Here are three of the deadliest dishes on Earth. There are other deadly dishes, but these (for some ungodly reason) are the most popular.
1. Fugu [Poisonous pufferfish]
Several years ago an upscale Japanese restaurant opened its doors in Manhattan. Less than a month later it was out of business. Why? New York health inspectors discovered that the restaurant offered fugu on its menu. The astonished authorities ordered the restaurant closed immediately. They also considered criminal charges, but later that idea was dropped.
Fugu (translated as river pig) --the Japanese word for the deadly pufferfish--has enough nerve poison in it to kill a human in seconds.

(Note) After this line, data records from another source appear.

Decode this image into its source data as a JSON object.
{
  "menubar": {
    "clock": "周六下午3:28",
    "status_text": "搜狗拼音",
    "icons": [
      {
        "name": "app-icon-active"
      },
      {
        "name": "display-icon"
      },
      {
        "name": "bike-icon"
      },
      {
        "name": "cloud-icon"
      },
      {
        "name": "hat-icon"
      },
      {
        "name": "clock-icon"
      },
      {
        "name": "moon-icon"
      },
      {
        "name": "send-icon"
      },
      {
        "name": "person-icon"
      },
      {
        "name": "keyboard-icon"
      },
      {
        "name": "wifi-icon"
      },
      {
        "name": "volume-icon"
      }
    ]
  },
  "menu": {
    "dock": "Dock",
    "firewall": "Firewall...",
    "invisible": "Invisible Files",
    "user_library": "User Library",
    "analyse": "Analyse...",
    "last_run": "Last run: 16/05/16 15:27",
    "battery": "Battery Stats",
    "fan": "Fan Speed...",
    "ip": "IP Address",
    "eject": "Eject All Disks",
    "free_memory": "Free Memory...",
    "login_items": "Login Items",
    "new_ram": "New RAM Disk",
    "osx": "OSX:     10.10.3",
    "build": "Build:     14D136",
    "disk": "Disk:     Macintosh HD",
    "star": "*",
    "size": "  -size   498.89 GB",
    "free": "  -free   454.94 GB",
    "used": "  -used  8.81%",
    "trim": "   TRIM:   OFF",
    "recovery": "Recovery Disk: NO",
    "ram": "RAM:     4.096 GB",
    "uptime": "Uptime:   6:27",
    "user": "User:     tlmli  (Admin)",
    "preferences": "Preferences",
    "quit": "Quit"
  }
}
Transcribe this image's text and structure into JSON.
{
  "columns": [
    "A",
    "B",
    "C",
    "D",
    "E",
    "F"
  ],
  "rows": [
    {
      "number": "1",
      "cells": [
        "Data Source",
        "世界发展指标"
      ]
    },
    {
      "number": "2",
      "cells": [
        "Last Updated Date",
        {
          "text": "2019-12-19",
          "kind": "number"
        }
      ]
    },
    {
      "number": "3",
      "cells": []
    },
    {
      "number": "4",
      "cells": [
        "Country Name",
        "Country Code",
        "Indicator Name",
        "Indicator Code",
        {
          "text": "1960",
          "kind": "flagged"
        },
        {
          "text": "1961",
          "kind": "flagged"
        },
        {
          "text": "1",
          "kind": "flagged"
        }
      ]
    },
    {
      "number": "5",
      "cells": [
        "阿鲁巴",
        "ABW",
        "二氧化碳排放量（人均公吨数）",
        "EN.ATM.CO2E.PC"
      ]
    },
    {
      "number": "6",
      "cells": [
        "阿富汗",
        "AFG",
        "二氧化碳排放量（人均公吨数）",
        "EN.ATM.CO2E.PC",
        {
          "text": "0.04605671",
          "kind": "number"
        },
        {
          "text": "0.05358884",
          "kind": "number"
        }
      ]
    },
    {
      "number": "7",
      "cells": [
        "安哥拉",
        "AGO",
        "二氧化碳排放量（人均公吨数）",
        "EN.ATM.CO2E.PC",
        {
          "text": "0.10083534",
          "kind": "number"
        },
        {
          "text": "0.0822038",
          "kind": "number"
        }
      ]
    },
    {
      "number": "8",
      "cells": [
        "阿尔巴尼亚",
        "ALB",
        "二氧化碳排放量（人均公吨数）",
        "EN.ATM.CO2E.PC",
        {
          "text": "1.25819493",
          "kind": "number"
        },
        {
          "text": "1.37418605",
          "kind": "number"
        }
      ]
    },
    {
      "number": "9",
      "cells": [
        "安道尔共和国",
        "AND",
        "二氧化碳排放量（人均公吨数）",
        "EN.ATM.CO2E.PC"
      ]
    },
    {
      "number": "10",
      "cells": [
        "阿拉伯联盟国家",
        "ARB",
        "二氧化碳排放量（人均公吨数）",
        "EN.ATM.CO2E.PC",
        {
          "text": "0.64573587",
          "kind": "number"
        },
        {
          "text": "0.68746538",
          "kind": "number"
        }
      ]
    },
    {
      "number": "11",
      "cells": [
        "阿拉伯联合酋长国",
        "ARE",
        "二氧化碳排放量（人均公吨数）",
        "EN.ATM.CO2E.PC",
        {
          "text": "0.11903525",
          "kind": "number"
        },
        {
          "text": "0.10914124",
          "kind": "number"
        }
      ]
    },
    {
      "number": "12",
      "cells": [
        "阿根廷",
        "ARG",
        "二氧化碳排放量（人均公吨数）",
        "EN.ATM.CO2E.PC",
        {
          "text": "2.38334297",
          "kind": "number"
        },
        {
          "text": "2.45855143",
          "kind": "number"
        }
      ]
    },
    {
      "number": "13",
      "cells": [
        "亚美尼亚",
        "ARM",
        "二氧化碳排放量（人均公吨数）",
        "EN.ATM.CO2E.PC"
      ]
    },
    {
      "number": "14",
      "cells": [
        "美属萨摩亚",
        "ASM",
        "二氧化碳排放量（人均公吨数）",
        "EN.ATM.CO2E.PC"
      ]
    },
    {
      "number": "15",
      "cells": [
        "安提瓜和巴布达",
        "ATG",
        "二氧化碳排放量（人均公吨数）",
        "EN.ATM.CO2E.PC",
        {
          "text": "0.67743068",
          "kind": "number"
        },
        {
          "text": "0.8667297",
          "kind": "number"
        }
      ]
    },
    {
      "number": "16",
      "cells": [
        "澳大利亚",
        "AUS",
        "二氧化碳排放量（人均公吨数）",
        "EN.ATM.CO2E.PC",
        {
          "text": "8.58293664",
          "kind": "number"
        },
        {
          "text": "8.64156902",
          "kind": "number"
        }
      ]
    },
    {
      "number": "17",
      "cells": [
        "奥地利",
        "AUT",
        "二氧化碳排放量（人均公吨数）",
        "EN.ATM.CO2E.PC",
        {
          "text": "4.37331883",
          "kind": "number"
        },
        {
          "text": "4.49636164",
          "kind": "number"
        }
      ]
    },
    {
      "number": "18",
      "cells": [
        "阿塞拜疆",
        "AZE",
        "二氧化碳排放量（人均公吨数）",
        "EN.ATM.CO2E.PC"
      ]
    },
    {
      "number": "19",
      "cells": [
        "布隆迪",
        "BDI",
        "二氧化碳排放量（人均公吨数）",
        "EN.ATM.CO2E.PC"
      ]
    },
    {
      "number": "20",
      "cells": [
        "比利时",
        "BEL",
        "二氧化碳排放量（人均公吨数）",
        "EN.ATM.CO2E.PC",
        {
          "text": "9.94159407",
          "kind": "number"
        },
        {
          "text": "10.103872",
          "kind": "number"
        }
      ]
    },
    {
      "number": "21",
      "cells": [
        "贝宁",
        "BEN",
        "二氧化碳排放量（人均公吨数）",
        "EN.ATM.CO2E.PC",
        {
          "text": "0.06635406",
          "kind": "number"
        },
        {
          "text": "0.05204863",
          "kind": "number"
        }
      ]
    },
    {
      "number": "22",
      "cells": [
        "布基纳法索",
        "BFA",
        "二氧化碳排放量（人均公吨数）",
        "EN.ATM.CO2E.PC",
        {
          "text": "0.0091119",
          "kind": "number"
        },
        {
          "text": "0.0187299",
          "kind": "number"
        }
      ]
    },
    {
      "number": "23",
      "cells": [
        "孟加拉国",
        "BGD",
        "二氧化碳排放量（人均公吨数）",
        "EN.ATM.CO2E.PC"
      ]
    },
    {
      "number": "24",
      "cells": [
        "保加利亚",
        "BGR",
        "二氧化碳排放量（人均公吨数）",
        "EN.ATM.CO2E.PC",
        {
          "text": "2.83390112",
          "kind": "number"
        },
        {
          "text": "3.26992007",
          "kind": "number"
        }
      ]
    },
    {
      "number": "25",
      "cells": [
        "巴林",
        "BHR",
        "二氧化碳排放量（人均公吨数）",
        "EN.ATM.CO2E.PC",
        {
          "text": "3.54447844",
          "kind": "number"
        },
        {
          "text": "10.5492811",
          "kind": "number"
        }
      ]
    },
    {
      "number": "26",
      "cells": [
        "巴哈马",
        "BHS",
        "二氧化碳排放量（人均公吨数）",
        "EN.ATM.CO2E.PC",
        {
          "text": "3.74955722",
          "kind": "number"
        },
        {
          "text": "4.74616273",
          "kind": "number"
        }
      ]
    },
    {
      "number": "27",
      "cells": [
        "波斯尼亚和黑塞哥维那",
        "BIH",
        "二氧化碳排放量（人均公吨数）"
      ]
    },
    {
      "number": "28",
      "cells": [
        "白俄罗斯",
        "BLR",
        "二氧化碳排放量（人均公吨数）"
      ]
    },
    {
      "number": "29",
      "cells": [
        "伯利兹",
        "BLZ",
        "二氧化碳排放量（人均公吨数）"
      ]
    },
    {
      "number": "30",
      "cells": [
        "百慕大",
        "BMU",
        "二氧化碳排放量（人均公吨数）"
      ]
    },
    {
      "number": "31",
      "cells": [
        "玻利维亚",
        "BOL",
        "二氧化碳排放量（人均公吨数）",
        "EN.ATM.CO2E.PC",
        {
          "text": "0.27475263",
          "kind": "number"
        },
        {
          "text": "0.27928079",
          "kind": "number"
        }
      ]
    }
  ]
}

In Japan, the preparation is strictly controlled. Chefs licensed to prepare the deadly dish must undergo intensive training. Parts of the fish contain the neurotoxin tetrodotoxin. One drop of the clear, tasteless liquid is enough to kill almost instantly.
Even with all the precautions at least several deaths a year from the pufferfish are reported in Japan.
Those who dine on this deadly delight swear fugu's liver is the most delectable part"but it's also the most lethal.
During 1984--after Japanese businessmen were dropping dead at company luncheons almost every other week--authorities banned the preparation and sale of the liver.
It's claimed that some master fugu chefs purposefully allow a tiny amount of the toxin to remain in the fish's flesh to cause a tingling sensation on the diner's tongue.
Perhaps that might not be a good idea. The mere hint that one has been lethally poisoned might cause some to suffer a fatal heart attack.
Truly a dish to die for.
2. Casu Marzu (Live maggot cheese)
Planning a trip to northern Italy? You might want to avoid this dish if you see it on the menu for it's made from a sheep milk cheese that's been liberally treated with Piophila casei.
A delectable Italian herb? No, it's the "cheese fly." The fly lays thousands of eggs in the cheese and the result is a maggot-infested, decomposing mess. The fly's writhing, translucent maggots can pop upwards as high as half a foot into the air.